Though these stories are meant to reinforce our beliefs, they’re drawn from the same vat of bilge as UFO abductions, haunted mansions, and therapeutic magnetic bracelets. The latest contribution to the Adventist mythology, that the antediluvian world was peopled with advanced genetic scientists who were able to do with DNA what can’t yet be done today, is not original either: Erich von Däniken in Chariots of the Gods? collected archaeological data (most, as it turned out, spurious) to show that early peoples possessed advanced scientific knowledge; just edit out von Däniken’s conclusion that it came from space aliens.
These tales have little to do with the Bible. They are introduced to bolster certain interpretations of the Bible, and make some details more vivid. But in fact they are extra-biblical, with far less to recommend them as worthy of belief than the Bible as it stands.
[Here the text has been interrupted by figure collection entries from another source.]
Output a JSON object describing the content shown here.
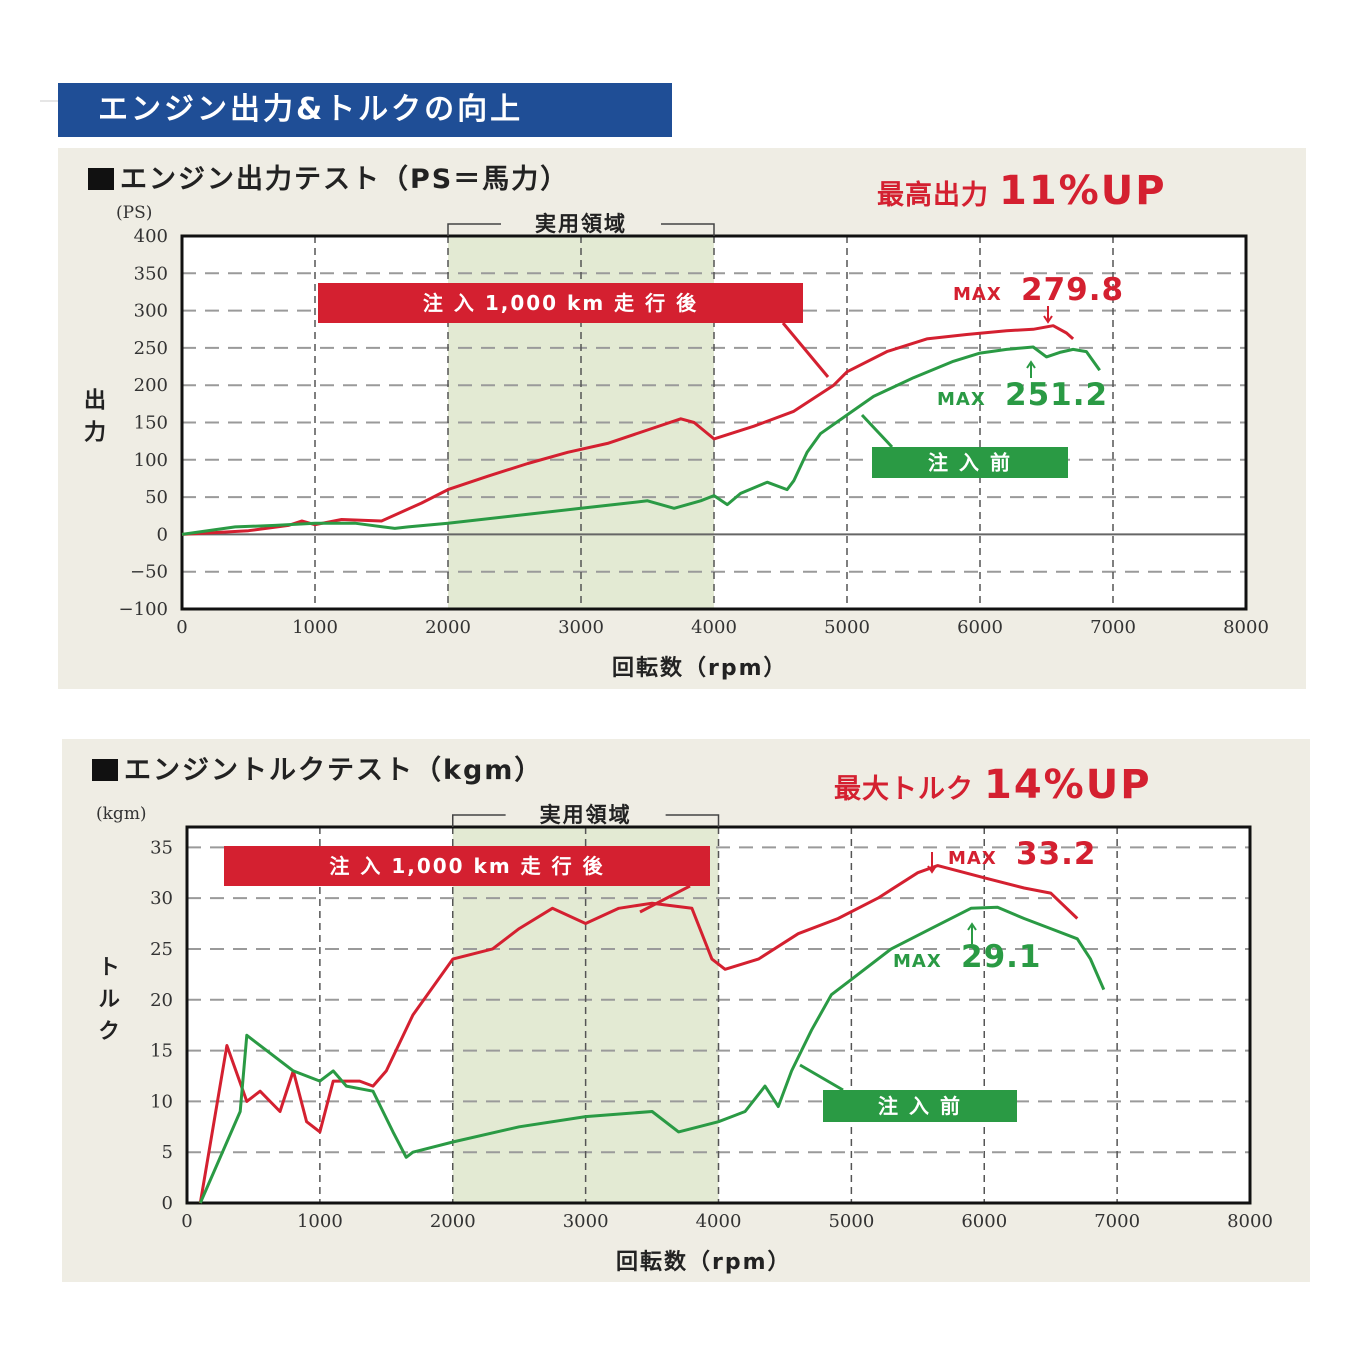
{
  "header": {
    "title": "エンジン出力&トルクの向上"
  },
  "colors": {
    "after": "#d42030",
    "before": "#2a9a44",
    "header": "#1f4e96",
    "panel": "#efede4",
    "band": "#e3ead3"
  },
  "power_panel": {
    "title": "エンジン出力テスト（PS＝馬力）",
    "headline_label": "最高出力",
    "headline_value": "11%UP",
    "unit": "(PS)",
    "ylabel": "出力",
    "xlabel": "回転数（rpm）",
    "band_label": "実用領域",
    "after_label": "注 入 1,000 km 走 行 後",
    "before_label": "注 入 前",
    "max_after": {
      "prefix": "MAX",
      "value": "279.8"
    },
    "max_before": {
      "prefix": "MAX",
      "value": "251.2"
    }
  },
  "torque_panel": {
    "title": "エンジントルクテスト（kgm）",
    "headline_label": "最大トルク",
    "headline_value": "14%UP",
    "unit": "(kgm)",
    "ylabel": "トルク",
    "xlabel": "回転数（rpm）",
    "band_label": "実用領域",
    "after_label": "注 入 1,000 km 走 行 後",
    "before_label": "注 入 前",
    "max_after": {
      "prefix": "MAX",
      "value": "33.2"
    },
    "max_before": {
      "prefix": "MAX",
      "value": "29.1"
    }
  },
  "chart_data": [
    {
      "type": "line",
      "title": "エンジン出力テスト（PS＝馬力）",
      "xlabel": "回転数（rpm）",
      "ylabel": "出力",
      "y_unit": "PS",
      "xlim": [
        0,
        8000
      ],
      "ylim": [
        -100,
        400
      ],
      "xticks": [
        0,
        1000,
        2000,
        3000,
        4000,
        5000,
        6000,
        7000,
        8000
      ],
      "yticks": [
        400,
        350,
        300,
        250,
        200,
        150,
        100,
        50,
        0,
        -50,
        -100
      ],
      "grid": true,
      "highlight_band": {
        "label": "実用領域",
        "x": [
          2000,
          4000
        ]
      },
      "series": [
        {
          "name": "注 入 1,000 km 走 行 後",
          "color": "#d42030",
          "x": [
            0,
            500,
            800,
            900,
            1000,
            1200,
            1500,
            1800,
            2000,
            2300,
            2600,
            2900,
            3200,
            3500,
            3750,
            3850,
            4000,
            4300,
            4600,
            4900,
            5000,
            5300,
            5600,
            5900,
            6200,
            6400,
            6550,
            6650,
            6700
          ],
          "y": [
            0,
            5,
            12,
            18,
            13,
            20,
            18,
            42,
            60,
            78,
            95,
            110,
            122,
            140,
            155,
            150,
            128,
            145,
            165,
            200,
            218,
            245,
            262,
            268,
            273,
            275,
            279.8,
            270,
            262
          ]
        },
        {
          "name": "注 入 前",
          "color": "#2a9a44",
          "x": [
            0,
            400,
            700,
            1000,
            1300,
            1600,
            1700,
            2000,
            2500,
            3000,
            3500,
            3700,
            3900,
            4000,
            4100,
            4200,
            4400,
            4550,
            4600,
            4700,
            4800,
            5000,
            5200,
            5500,
            5800,
            6000,
            6200,
            6400,
            6500,
            6600,
            6700,
            6800,
            6900
          ],
          "y": [
            0,
            10,
            12,
            15,
            15,
            8,
            10,
            15,
            25,
            35,
            45,
            35,
            45,
            52,
            40,
            55,
            70,
            60,
            72,
            110,
            135,
            160,
            185,
            210,
            232,
            243,
            248,
            251.2,
            238,
            244,
            248,
            245,
            220
          ]
        }
      ]
    },
    {
      "type": "line",
      "title": "エンジントルクテスト（kgm）",
      "xlabel": "回転数（rpm）",
      "ylabel": "トルク",
      "y_unit": "kgm",
      "xlim": [
        0,
        8000
      ],
      "ylim": [
        0,
        37
      ],
      "xticks": [
        0,
        1000,
        2000,
        3000,
        4000,
        5000,
        6000,
        7000,
        8000
      ],
      "yticks": [
        35,
        30,
        25,
        20,
        15,
        10,
        5,
        0
      ],
      "grid": true,
      "highlight_band": {
        "label": "実用領域",
        "x": [
          2000,
          4000
        ]
      },
      "series": [
        {
          "name": "注 入 1,000 km 走 行 後",
          "color": "#d42030",
          "x": [
            100,
            300,
            450,
            550,
            700,
            800,
            900,
            1000,
            1100,
            1300,
            1400,
            1500,
            1700,
            2000,
            2300,
            2500,
            2750,
            3000,
            3250,
            3500,
            3800,
            3950,
            4050,
            4300,
            4600,
            4900,
            5200,
            5500,
            5650,
            6000,
            6300,
            6500,
            6700
          ],
          "y": [
            0,
            15.5,
            10,
            11,
            9,
            13,
            8,
            7,
            12,
            12,
            11.5,
            13,
            18.5,
            24,
            25,
            27,
            29,
            27.5,
            29,
            29.5,
            29,
            24,
            23,
            24,
            26.5,
            28,
            30,
            32.5,
            33.2,
            32,
            31,
            30.5,
            28
          ]
        },
        {
          "name": "注 入 前",
          "color": "#2a9a44",
          "x": [
            100,
            400,
            450,
            600,
            800,
            1000,
            1100,
            1200,
            1400,
            1550,
            1650,
            1700,
            2000,
            2500,
            3000,
            3500,
            3700,
            3850,
            4000,
            4100,
            4200,
            4350,
            4450,
            4550,
            4700,
            4850,
            5000,
            5300,
            5600,
            5900,
            6100,
            6300,
            6500,
            6700,
            6800,
            6900
          ],
          "y": [
            0,
            9,
            16.5,
            15,
            13,
            12,
            13,
            11.5,
            11,
            7,
            4.5,
            5,
            6,
            7.5,
            8.5,
            9,
            7,
            7.5,
            8,
            8.5,
            9,
            11.5,
            9.5,
            13,
            17,
            20.5,
            22,
            25,
            27,
            29,
            29.1,
            28,
            27,
            26,
            24,
            21
          ]
        }
      ]
    }
  ]
}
They come with no real evidence, their origins are suspect if known at all, and they are not worth even a smidgen of real faith.
This problem, I will remind you, has not been with the so-called progressive Adventists, those who get accused of lacking faith because they don’t insist on perfect consistency between a word-literal interpretation of inspired sources and the real world; instead our ever-evolving mythology betrays a crisis of faith among a set of conservative Seventh-day Adventists who appear willing to mix into the narrative almost anything that will allow them to interpret the Bible and Ellen White on their own terms. While all of us believe that the Bible speaks truth, these latch on to incredible stories in an effort to make it more acceptable to them, revealing thereby their own inability to believe the Bible’s truths unless they’re framed in make-believe.
This must be what Paul was writing about when he said, “For the time will come when men will not put up with sound doctrine. Instead, to suit their own desires, they will gather around them a great number of teachers to say what their itching ears want to hear” (2 Timothy 4:3).
It is too late for Billy Graham to become a Seventh-day Adventist, and this will undoubtedly be a disappointment for some. (Though I won’t be surprised should we hear speculation that he was one of us secretly: myths like this are so important that almost any rumor will be pressed into service.)
I doubt, though, his not joining our denomination will keep him out of the kingdom; if that were the criterion for salvation, I’m not sure I’d want to be there myself.
Loren Seibold is a pastor and the Executive Editor of Adventist Today. Parts of this article appeared in a column on the Spectrum website.